Syria, allies rebuke UN call for extension of cross-border corridors

The Damascus government and its allies have criticized a UN call for the extension of the cross-border aid mechanism in Syria, saying it hampers the government’s efforts to restore stability in the war-torn country.

During the UN Security Council’s monthly meeting on Syria on Monday, the Arab country’s permanent representative to the UN, Bassam Sabbagh, was backed by envoys from Russia, China, and Iran in calling for respect his country’s sovereignty.

“The [Syrian] government is enhancing its efforts to restore security and stability and overcome the repercussions of the crisis through reconciliation and work to repair the infrastructure,” Sabbagh said, according to an official transcript of the meeting.

UN Secretary-General Antonio Guterres on Monday called for the Security Council to extend its authorization of cross-border aid into northwest Syria by a year.

President Bashar al-Assad’s government has repeatedly denounced the cross-border mechanism as a violation of Syria’s sovereignty and a tool to advance Western agendas in the country. Moscow and Beijing have generally agreed. They argue that aid to opposition-held territories should instead be routed “cross-line” from Damascus.

Addressing the UN Security Council meeting, Sabbagh reiterated that Western countries have refused to abide by resolution 2585 in different ways and reneged on their promises to increase the delivery of humanitarian aid from within the country.

“Western countries have, both directly and indirectly, refused to implement resolution 2585, reneging on commitments to enhance the delivery of humanitarian aid from within Syria,” he said.

“They continue to focus on the cross-border mechanism — evident in the disparity between the number of cross-border and cross-line convoys — and propagate misinformation while fighting the implementation of the resolution on the ground,” he said.

Iran, Russia, China back Syria’s sovereignty in delivering aid

Russia’s deputy ambassador, Dmitry Polyanskiy, for his part, said that Moscow is “convinced” that humanitarian aid can reach “all regions of Syria” via Damascus.

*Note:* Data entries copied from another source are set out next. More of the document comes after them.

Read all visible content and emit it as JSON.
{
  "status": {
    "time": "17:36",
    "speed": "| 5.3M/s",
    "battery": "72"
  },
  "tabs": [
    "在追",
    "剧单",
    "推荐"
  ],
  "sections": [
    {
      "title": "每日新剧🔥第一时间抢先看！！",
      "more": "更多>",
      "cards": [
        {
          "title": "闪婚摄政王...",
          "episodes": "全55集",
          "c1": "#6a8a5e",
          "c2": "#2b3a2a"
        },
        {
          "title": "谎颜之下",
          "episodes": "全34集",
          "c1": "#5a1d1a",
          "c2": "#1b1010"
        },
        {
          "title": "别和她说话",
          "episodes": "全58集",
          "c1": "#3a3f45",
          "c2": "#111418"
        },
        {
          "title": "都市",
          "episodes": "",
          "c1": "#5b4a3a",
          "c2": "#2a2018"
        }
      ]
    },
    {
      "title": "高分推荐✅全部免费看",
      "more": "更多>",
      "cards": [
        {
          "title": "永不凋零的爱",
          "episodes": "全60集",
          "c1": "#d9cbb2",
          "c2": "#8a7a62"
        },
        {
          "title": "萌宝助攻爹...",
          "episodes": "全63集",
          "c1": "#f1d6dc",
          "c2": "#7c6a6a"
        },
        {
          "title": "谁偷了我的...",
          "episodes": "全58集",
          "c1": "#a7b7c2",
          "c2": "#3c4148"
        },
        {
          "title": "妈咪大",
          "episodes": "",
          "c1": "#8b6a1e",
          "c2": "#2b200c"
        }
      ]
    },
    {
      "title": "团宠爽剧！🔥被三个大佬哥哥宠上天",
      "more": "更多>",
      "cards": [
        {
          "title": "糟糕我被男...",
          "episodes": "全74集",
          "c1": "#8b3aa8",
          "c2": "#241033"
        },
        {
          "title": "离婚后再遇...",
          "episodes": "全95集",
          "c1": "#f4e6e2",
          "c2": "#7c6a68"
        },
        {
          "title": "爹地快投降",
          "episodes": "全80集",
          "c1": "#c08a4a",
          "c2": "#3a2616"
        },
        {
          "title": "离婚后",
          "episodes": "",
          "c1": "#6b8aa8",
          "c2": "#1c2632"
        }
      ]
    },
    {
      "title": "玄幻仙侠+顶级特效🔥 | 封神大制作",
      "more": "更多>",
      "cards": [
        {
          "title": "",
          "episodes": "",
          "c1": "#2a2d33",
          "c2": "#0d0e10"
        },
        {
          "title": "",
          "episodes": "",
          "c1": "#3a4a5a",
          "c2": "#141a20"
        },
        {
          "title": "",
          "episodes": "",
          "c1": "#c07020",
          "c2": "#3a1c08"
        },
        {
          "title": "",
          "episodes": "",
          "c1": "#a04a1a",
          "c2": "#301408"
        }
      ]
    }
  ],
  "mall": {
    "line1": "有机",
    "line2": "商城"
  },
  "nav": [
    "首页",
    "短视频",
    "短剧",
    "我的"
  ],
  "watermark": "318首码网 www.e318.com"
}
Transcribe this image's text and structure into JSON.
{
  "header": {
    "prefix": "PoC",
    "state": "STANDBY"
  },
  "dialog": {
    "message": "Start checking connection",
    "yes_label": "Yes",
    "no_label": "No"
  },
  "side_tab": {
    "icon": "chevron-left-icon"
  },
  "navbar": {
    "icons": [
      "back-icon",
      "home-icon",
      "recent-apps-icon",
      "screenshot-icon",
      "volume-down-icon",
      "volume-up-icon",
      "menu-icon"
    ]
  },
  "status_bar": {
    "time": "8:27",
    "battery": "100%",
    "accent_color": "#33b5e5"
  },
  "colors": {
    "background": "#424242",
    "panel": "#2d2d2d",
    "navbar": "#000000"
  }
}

Recalling that only five cross-line convoys have occurred in the past year, he asked whether this was the Council’s intention when it adopted resolution 2585 (2021).

He too pointed to Israeli air strikes on Damascus airport, which forced a humanitarian route — on which the lives of more than 2 million people depend — to close, saying the lack of reaction by “those parties who are so thrilled about humanitarian deliveries to Syria” is astonishing.

He also regretted that the Secretary-General’s report does not pin responsibility on the United States for its unilateral sanctions and ongoing occupation of northeast Syria.

Similarly, Zhang Jun, who serves as the Permanent Representative of China to the UN, said that while resolution 2585 has played a role in helping Syria, it has not been fully and effectively implemented.

He, too, underscored the importance of respecting the sovereignty of Syria and its government’s ownership of cross-line delivery, describing it as the “primary avenue of assistance.”

He called for the immediate lifting of unilateral sanctions on Syria, which have cost the country tens of billions of dollars.